100% renewable targets will require power storage to manage flows on the net
Electrolysers utilise these intermittent power flows to produce H2 gas from water
H2 gas can be stored in large quantities underground and transported via existing gas pipelines
H2 vehicles recharge faster and are more durable than battery powered transport
Growing H2 demand in industrial processes will reduce costs and increase supply

On April 1 the EP transport Committee approved the agreed upon text by the EP and the Council  on the Directive on the Alternative Fuels Infrastructure  (COM 2013/18). The new text still makes reference in recital (12b): Electricity and hydrogen are particularly attractive power sources for the deployment of electric/fuel cells vehicles and L-category vehicles in urban/suburban agglomerations and other densely populated areas which can contribute to improving air quality and reducing noise. Electromobility is an important contributor to meet the European Union ambitious climate and energy targets for 2020. Indeed the Directive 2009/28/EC on renewable energy, transposed by Member States by 5 December 2010, sets mandatory targets for all Member States for the share of energy from renewable sources with the aim to reach an EU target of at least 20% share of energy from renewable sources in 2020, and a 10% share of renewable energy specifically in the transport sector in 2020. The following relevant articles have been adjusted:

Article 3
National policy frameworks
1. Each Member State shall adopt a national policy framework for the market development of alternative fuels in the transport sector and the deployment of the relevant infrastructure.
It shall contain at least the following elements:
– assessment of state and future development of the market of alternative fuels in the transport sector, also in light of their possible simultaneous and combined use, and of the development of alternative fuels infrastructure, considering, where available, cross-border continuity;
– national targets and objectives, pursuant to Articles 4(1), 4(2a), 4(4), 6(1), 6(2), 6(2a), 6(3), 6(3b), 6(6), 6(6a) and, where applicable 5(1), for the deployment of alternative fuels infrastructure.
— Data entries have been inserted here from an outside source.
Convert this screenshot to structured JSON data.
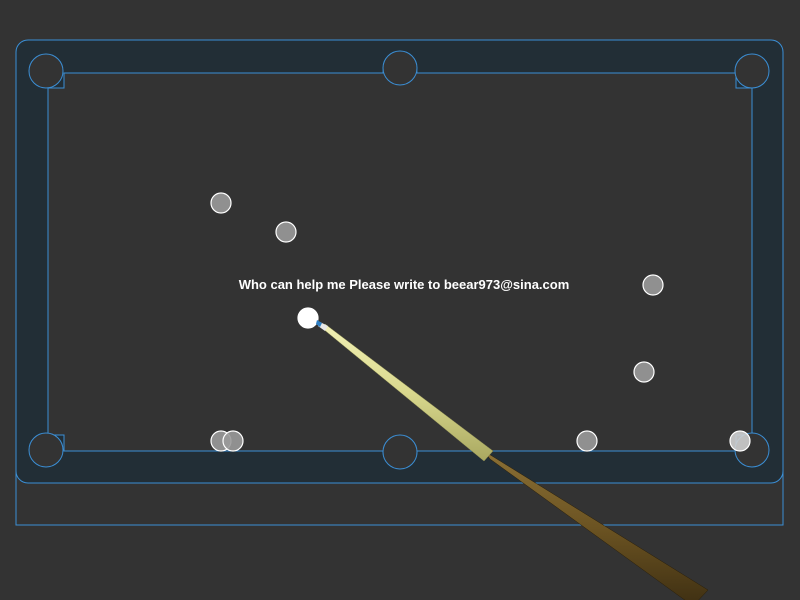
{
  "message": "Who can help me Please write to beear973@sina.com",
  "colors": {
    "background": "#333333",
    "rail_fill": "#222e36",
    "rail_line": "#3b8fd6",
    "felt": "#333333",
    "cue_ball": "#ffffff",
    "object_ball": "#9a9a9a",
    "ball_outline": "#ffffff",
    "cue_shaft": "#d9d88e",
    "cue_butt": "#6b5322",
    "cue_tip": "#2e7fc4"
  },
  "balls": [
    {
      "name": "cue-ball",
      "type": "cue"
    },
    {
      "name": "object-ball-1",
      "type": "object"
    },
    {
      "name": "object-ball-2",
      "type": "object"
    },
    {
      "name": "object-ball-3",
      "type": "object"
    },
    {
      "name": "object-ball-4",
      "type": "object"
    },
    {
      "name": "object-ball-5",
      "type": "object"
    },
    {
      "name": "object-ball-6",
      "type": "object"
    },
    {
      "name": "object-ball-7",
      "type": "object"
    },
    {
      "name": "object-ball-8",
      "type": "object"
    }
  ],
  "pockets": [
    "top-left",
    "top-middle",
    "top-right",
    "bottom-left",
    "bottom-middle",
    "bottom-right"
  ]
}
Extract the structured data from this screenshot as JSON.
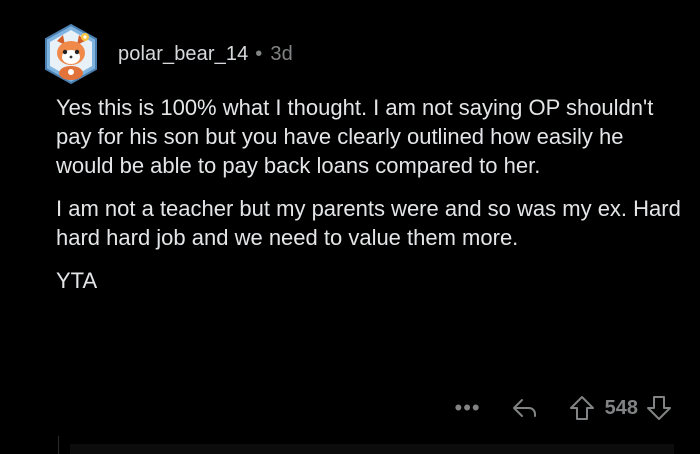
{
  "comment": {
    "author": "polar_bear_14",
    "separator": "•",
    "age": "3d",
    "avatar_icon": "red-panda-avatar-icon",
    "paragraphs": [
      "Yes this is 100% what I thought. I am not saying OP shouldn't pay for his son but you have clearly outlined how easily he would be able to pay back loans compared to her.",
      "I am not a teacher but my parents were and so was my ex. Hard hard hard job and we need to value them more.",
      "YTA"
    ],
    "actions": {
      "more_label": "•••",
      "reply_icon": "reply-arrow-icon",
      "upvote_icon": "upvote-arrow-icon",
      "score": "548",
      "downvote_icon": "downvote-arrow-icon"
    }
  },
  "colors": {
    "background": "#000000",
    "text": "#e3e5e7",
    "muted": "#818384",
    "avatar_frame": "#6ea8d8"
  }
}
Those national targets and objectives shall be established and may be revised on the basis of an assessment of national, regional or Union-wide demand, while ensuring compliance with the minimum infrastructure requirements set out in this Directive;3
– measures necessary to ensure that the national targets and the objectives contained in their national policy framework are reached;
– measures that can promote the deployment of alternative fuels infrastructure in public transport services;
– designation of the urban/suburban agglomerations, other densely populated areas and networks, which, subject to market needs, will be equipped with recharging points accessible to the public in accordance with Article 4(1);
– designation of the urban/suburban agglomerations, other densely populated areas and networks, which, subject to market needs, will be equipped with CNG refuelling points in accordance with Article 6(6);

Article 5
Hydrogen supply for road transport
1. Those Member States which decide to include hydrogen refuelling points accessible to the public in their national policy framework shall ensure that an appropriate number of such points are available to ensure the circulation of hydrogen powered motor vehicles, including fuel cell vehicles, within networks determined by those Member States, including cross-border links where appropriate, by 31 December 2025 at the latest.
2. Member States shall ensure that hydrogen refuelling points accessible to the public deployed or renewed as from [36 months from the date of entry into force of this Directive] comply with the technical specifications set out in Annex III.2.

There is also a new reference to the European Electro-mobility  Observatory in recital (24d): It is of particular importance for fact based policy-making at all levels to collect best practice and coordinated data through monitoring activities, such as the “Clean Vehicle Portal” and the “European Electro-mobility Observatory”.